A man who pleaded guilty to committing a hate crime by hanging a noose outside a middle school has delivered a public apology, saying he didn't mean to scare or discriminate against anyone because of their race.
Nineteen-year-old Conner Prout stood before roughly 60 people at a meeting of the Caucus of African-American Leaders on Tuesday and apologized for his role in a stunt that sent Crofton Middle School students running to the guidance counselor's office in tears, the Capital reports .
"I would like to publicly apologize to all those that were offended by the noose that we hung back in May," Prout said.
Prout was one of two men charged; His co-defendant, John Havermann, is scheduled to go to trial on a hate crime charge on Oct. 19.
This apology was required as part of a plea agreement in which Prout was sentenced to 18 months of probation and 120 hours of community service, which includes working with civil rights organizations to learn the history of the noose.
It was Prout and his father who came up with the idea of reaching out to the National Association for the Advancement of Colored People after he was charged, Prout's attorney, Richard Trunnell, told The Associated Press on Tuesday.
"Conner has always expressed that the noose was not racial, but by the time the police showed up he was very cooperative and understood what he'd done," Trunnell said.
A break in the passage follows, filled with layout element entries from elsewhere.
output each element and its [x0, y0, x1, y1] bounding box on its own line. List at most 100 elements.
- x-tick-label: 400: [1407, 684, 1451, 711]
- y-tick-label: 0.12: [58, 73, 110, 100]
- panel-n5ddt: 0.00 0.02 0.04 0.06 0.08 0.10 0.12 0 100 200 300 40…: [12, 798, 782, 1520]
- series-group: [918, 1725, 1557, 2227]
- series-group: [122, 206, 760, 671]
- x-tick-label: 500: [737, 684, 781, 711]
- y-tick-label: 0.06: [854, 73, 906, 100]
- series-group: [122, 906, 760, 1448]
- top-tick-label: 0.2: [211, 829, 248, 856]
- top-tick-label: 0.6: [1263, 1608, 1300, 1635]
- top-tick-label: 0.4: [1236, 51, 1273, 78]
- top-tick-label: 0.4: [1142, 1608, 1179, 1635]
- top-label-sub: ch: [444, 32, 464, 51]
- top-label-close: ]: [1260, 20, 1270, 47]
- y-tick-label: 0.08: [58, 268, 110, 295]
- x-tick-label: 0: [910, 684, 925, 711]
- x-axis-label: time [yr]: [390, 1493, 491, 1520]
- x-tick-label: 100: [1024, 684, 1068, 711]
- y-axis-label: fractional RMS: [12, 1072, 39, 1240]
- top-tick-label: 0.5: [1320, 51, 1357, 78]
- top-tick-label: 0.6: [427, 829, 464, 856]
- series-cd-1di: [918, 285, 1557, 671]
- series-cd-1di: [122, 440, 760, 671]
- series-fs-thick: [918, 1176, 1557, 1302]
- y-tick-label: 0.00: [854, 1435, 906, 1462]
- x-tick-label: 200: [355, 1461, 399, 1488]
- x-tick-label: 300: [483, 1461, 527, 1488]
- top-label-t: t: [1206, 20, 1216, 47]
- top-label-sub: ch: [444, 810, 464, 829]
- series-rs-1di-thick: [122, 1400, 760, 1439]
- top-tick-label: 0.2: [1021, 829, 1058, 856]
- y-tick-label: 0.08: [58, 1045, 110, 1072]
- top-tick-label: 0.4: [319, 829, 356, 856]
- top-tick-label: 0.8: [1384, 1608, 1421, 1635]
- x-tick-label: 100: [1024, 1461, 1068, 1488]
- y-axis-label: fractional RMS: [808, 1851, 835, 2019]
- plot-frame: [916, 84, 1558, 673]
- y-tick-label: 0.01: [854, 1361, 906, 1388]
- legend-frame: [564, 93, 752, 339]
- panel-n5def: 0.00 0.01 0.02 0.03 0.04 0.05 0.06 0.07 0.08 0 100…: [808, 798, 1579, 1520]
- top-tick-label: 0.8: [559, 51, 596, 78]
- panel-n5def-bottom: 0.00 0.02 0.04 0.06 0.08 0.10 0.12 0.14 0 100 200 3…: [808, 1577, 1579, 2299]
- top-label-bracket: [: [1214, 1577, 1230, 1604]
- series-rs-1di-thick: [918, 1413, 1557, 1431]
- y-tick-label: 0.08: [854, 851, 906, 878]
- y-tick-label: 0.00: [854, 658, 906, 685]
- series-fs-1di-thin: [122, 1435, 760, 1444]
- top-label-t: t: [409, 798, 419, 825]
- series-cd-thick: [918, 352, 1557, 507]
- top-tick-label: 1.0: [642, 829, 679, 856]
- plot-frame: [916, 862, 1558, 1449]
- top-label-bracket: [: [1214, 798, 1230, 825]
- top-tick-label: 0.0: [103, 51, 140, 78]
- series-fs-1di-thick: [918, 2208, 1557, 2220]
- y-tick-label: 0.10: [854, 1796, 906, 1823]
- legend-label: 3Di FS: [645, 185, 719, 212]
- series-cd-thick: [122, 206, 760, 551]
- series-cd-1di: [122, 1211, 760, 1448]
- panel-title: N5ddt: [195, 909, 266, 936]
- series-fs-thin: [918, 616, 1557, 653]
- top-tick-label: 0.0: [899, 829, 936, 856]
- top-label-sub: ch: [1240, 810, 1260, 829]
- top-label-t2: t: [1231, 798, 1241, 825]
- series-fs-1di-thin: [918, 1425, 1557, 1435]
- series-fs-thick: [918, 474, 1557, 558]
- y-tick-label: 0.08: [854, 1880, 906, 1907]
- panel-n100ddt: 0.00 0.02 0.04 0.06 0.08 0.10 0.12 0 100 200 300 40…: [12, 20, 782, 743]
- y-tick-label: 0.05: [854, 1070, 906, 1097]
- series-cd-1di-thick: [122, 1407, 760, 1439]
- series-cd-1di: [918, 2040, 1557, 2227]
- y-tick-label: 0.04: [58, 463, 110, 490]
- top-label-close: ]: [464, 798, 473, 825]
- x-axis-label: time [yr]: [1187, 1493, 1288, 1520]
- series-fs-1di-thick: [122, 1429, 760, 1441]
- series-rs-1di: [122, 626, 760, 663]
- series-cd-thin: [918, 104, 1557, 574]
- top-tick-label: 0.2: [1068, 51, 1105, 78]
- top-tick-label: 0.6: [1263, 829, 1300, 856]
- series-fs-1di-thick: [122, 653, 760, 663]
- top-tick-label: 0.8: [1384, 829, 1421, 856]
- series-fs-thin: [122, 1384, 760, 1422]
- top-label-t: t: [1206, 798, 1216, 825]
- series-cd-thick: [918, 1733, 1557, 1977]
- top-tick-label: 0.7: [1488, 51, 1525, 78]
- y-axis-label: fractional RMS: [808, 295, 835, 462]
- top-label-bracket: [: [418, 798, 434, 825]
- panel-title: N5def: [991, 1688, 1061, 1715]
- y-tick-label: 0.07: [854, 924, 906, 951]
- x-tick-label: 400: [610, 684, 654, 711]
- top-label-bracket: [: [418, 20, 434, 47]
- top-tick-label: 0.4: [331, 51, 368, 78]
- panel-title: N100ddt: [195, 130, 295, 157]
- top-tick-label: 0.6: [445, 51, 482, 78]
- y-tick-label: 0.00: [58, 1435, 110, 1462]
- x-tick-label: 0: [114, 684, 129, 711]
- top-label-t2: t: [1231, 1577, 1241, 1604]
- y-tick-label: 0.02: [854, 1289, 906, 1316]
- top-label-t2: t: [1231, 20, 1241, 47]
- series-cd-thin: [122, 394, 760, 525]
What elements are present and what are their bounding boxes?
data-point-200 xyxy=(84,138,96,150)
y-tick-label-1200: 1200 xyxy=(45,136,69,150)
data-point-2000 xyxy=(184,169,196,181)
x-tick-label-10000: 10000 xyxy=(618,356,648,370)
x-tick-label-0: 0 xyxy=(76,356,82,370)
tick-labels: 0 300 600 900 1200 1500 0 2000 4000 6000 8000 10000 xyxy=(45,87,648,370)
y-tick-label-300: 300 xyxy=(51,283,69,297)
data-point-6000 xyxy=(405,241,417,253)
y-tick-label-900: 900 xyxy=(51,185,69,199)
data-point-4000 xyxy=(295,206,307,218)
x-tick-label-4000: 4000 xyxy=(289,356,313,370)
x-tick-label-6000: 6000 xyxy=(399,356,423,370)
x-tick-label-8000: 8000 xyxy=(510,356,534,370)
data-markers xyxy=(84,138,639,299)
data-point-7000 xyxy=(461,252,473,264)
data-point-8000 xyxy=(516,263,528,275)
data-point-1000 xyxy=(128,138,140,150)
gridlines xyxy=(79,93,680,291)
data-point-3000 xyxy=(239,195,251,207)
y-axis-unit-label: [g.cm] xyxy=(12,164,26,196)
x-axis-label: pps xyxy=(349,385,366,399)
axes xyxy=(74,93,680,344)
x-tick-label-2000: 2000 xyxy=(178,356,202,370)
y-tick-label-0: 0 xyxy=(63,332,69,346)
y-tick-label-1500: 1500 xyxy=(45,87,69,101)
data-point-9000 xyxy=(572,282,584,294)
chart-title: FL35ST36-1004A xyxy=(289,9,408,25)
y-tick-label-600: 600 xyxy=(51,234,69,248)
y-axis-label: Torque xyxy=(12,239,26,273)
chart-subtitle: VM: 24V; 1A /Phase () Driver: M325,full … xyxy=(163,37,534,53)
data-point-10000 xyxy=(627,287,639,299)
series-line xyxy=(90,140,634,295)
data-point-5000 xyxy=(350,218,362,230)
He said he initially counseled Prout not to attend the public meeting, but the young man insisted. "Conner said, 'I want to do this.' He was adamant."
Carl Snowden, the convener of the caucus, said a public apology is a crucial step in raising awareness and building understanding in society, which is becoming more and more divisive.
"There's a mythology that the problem is with an older generation, racists of a bygone era. But in Virginia, the vast majority of the Klansmen were young people," Snowden observed.
"In South Carolina, Dylann Roof was 21 years old. Because of the internet and the sophistication of white supremacist groups, the danger lies with the youth. We think it's important for Conner to come forward to express his apology, but also to talk about what he'll do to ensure that other people don't go down this path."
Anne Arundel County State's Attorney Wes Adams said requiring strong community service, supervised by the NAACP, as well as a public apology makes sense, given the impact of the crime on the community.
"The nature of what Mr. Prout pled guilty to is divisive on its face, and my responsibility to my community is to make sure that there's a sentence that has accountability, has some portion of rehabilitation and, in this particular instance, can maybe repair something that was fractured," Adams said. "We tried to fashion a sentence that would approach all three."